This is the talk I gave at the ANSES RahRah 8 seminar, organized by the Ministry of Home Affairs (Singapore). The event was held at Singapore Police Cantonment Complex Auditorium, 393 New Bridge Road.
It is a common assumption that smart cards are something reliably secure. Whenever people hear about attacks on smart cards they usually think of sophisticated stuff such as oscilloscopes, lasers, tunnel microscopes, differential power analysis, etc. So people generally believe that smart cards are hard to attack.
Traditional threats assessment treats a smart card as a standalone attack target. In reality, a smart card is a part of a system and it can be attacked through that system.

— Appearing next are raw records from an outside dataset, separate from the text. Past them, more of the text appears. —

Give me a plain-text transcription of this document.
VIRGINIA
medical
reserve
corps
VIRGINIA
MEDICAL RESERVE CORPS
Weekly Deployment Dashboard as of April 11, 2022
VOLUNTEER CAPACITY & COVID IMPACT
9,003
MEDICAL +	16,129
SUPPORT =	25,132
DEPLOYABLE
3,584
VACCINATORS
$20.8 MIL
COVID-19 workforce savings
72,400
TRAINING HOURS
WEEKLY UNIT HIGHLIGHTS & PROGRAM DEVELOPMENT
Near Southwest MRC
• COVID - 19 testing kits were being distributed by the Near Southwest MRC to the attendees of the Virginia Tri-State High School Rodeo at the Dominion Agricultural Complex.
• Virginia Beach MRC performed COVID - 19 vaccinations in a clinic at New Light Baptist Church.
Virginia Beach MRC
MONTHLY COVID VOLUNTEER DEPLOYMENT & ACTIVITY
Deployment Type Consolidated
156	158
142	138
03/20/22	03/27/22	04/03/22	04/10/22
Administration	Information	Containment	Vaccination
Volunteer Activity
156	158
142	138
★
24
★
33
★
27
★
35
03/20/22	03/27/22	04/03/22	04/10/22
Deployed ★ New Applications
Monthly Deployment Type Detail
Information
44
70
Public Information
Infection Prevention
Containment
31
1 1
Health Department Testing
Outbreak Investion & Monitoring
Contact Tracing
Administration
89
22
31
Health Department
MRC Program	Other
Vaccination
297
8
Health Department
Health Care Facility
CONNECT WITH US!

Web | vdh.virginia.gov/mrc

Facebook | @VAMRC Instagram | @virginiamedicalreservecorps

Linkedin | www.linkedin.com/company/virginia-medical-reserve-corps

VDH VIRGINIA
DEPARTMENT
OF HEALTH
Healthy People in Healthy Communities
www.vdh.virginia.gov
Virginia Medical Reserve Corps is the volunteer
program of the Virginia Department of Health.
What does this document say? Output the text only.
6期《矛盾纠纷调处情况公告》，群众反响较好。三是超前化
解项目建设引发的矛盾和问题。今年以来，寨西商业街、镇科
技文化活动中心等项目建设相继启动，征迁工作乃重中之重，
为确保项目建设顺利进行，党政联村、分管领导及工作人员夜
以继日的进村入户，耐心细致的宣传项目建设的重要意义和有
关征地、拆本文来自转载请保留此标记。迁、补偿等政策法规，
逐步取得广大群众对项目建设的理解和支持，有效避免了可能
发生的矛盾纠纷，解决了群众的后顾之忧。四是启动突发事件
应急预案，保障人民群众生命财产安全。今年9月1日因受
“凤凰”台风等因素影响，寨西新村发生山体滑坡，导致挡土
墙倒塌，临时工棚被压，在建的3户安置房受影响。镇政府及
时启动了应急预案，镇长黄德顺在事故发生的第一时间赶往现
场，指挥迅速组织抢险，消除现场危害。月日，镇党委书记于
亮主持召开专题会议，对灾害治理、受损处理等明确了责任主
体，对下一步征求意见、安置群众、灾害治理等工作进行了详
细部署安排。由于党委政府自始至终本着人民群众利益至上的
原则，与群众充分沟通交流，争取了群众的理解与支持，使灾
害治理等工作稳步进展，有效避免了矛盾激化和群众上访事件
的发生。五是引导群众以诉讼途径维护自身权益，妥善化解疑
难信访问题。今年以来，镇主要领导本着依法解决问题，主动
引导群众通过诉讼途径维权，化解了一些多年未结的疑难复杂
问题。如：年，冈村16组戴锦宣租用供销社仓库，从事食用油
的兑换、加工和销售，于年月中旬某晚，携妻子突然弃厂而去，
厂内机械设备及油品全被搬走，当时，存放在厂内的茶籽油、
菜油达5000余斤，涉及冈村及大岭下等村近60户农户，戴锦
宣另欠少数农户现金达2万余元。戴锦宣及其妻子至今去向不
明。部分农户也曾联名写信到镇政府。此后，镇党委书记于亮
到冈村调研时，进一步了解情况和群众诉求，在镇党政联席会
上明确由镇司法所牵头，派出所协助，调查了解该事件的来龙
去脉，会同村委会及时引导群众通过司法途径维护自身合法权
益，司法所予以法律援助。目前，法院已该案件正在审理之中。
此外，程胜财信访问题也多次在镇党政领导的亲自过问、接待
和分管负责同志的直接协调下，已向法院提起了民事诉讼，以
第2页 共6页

Instead of guessing a valid user PIN to access a smart card, an attacker can obtain it from a compromised user system. He can attack and compromise a smart card issuer system to obtain administrative keys and PINs.
Also, an attacker may exploit unfortunate features of a smart card such as design mistakes, firmware implementation errors, errors in middleware and applications. There are actual real life examples of these.
JavaCards and alike introduce new risk aspects such as potential issues in VM and quality of a custom-written code that executes onboard.
The recent smart cards trend to go contactless and act as a NFC secure element introduce another previously nonexistent class of remote attacks.
All these new issues and practical attacks are understudied. There are chances that determined malicious attackers are ahead of industry. We need to catch up.